Figure 1. Loss of Rassf1a promotes tumorigenesis.

A. Kaplan-Meier curves showing the tumor latency for Rassf1a^+/+ and Rassf1a^−/− mice on a ‘jumping’ background (i.e., T2Onc^+/Tg; Rosa^+/SB) are significantly different using the Log-rank (Mantel-Cox) Test: P<0.0009. B. Photomicrographs of formalin-fixed, hematoxylin and eosin-stained sections of (i) a thymic lymphoma (ii) that metastasized to the liver; (iii) a splenic lymphoma (iv) that metastasized to the lung; a leukemia that infiltrated the (v) spleen and (vi) kidney; and a mouse that developed two independent tumors, specifically (vii) splenic lymphoma and (viii) hepatocellular carcinoma.

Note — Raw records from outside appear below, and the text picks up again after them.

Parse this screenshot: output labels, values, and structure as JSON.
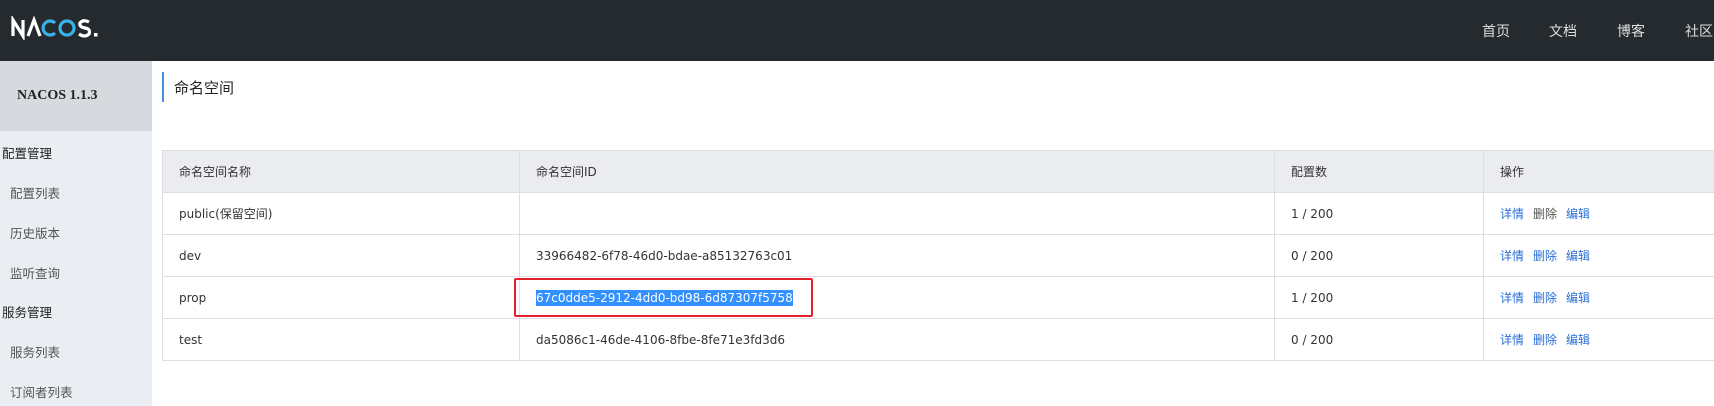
{
  "header": {
    "logo_text": "NACOS.",
    "nav": [
      {
        "label": "首页"
      },
      {
        "label": "文档"
      },
      {
        "label": "博客"
      },
      {
        "label": "社区"
      }
    ]
  },
  "sidebar": {
    "version": "NACOS 1.1.3",
    "groups": [
      {
        "label": "配置管理",
        "items": [
          "配置列表",
          "历史版本",
          "监听查询"
        ]
      },
      {
        "label": "服务管理",
        "items": [
          "服务列表",
          "订阅者列表"
        ]
      }
    ]
  },
  "main": {
    "title": "命名空间",
    "table": {
      "columns": [
        "命名空间名称",
        "命名空间ID",
        "配置数",
        "操作"
      ],
      "rows": [
        {
          "name": "public(保留空间)",
          "id": "",
          "count": "1 / 200"
        },
        {
          "name": "dev",
          "id": "33966482-6f78-46d0-bdae-a85132763c01",
          "count": "0 / 200"
        },
        {
          "name": "prop",
          "id": "67c0dde5-2912-4dd0-bd98-6d87307f5758",
          "count": "1 / 200"
        },
        {
          "name": "test",
          "id": "da5086c1-46de-4106-8fbe-8fe71e3fd3d6",
          "count": "0 / 200"
        }
      ],
      "ops": {
        "detail": "详情",
        "delete": "删除",
        "edit": "编辑"
      }
    }
  },
  "colors": {
    "topbar": "#252a2f",
    "sidebar": "#eaedf1",
    "link": "#2a6fd6",
    "highlight_box": "#e0232a",
    "selection": "#3390ff"
  }
}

C. Photomicrographs of an immunohistochemically-stained (i) lung section infiltrated by a lymphoma of T-cell origin (CD3-positive), and (ii) a spleen section infiltrated by myeloid leukemia (MPO-positive). All sections shown are representative and images are at x400 magnification. D. Seven of the Rassf1a^−/− SB mice that developed leukemia/lymphoma carried transposons which had inserted into the Runx2 gene (indicated by the red triangles; direction of triangle indicates orientation of the transposon). The blue triangles are Rassf1a^+/+ SB mice that developed leukemia/lymphoma and carried Runx2 insertions, although these insertions did not constitute a statistically significant common insertion site (CIS). Sequencing of the insertion-genome junction from splenic cDNA of two of these mice showed the splicing of Runx2 directly onto the splice acceptor (SA)-polyA from the transposon. The protein structure of RUNX2 is shown in blue and the key domains are labeled, including a glutamine/alanine (QA) rich tract, a Runt domain (RHD), a nuclear localization signal (NLS), a proline/serine/threonine (PST) rich tract, a nuclear matrix targeting signal (NMTS) and the C-terminal VWRPY domain for TLE/Groucho co-repressor interactions.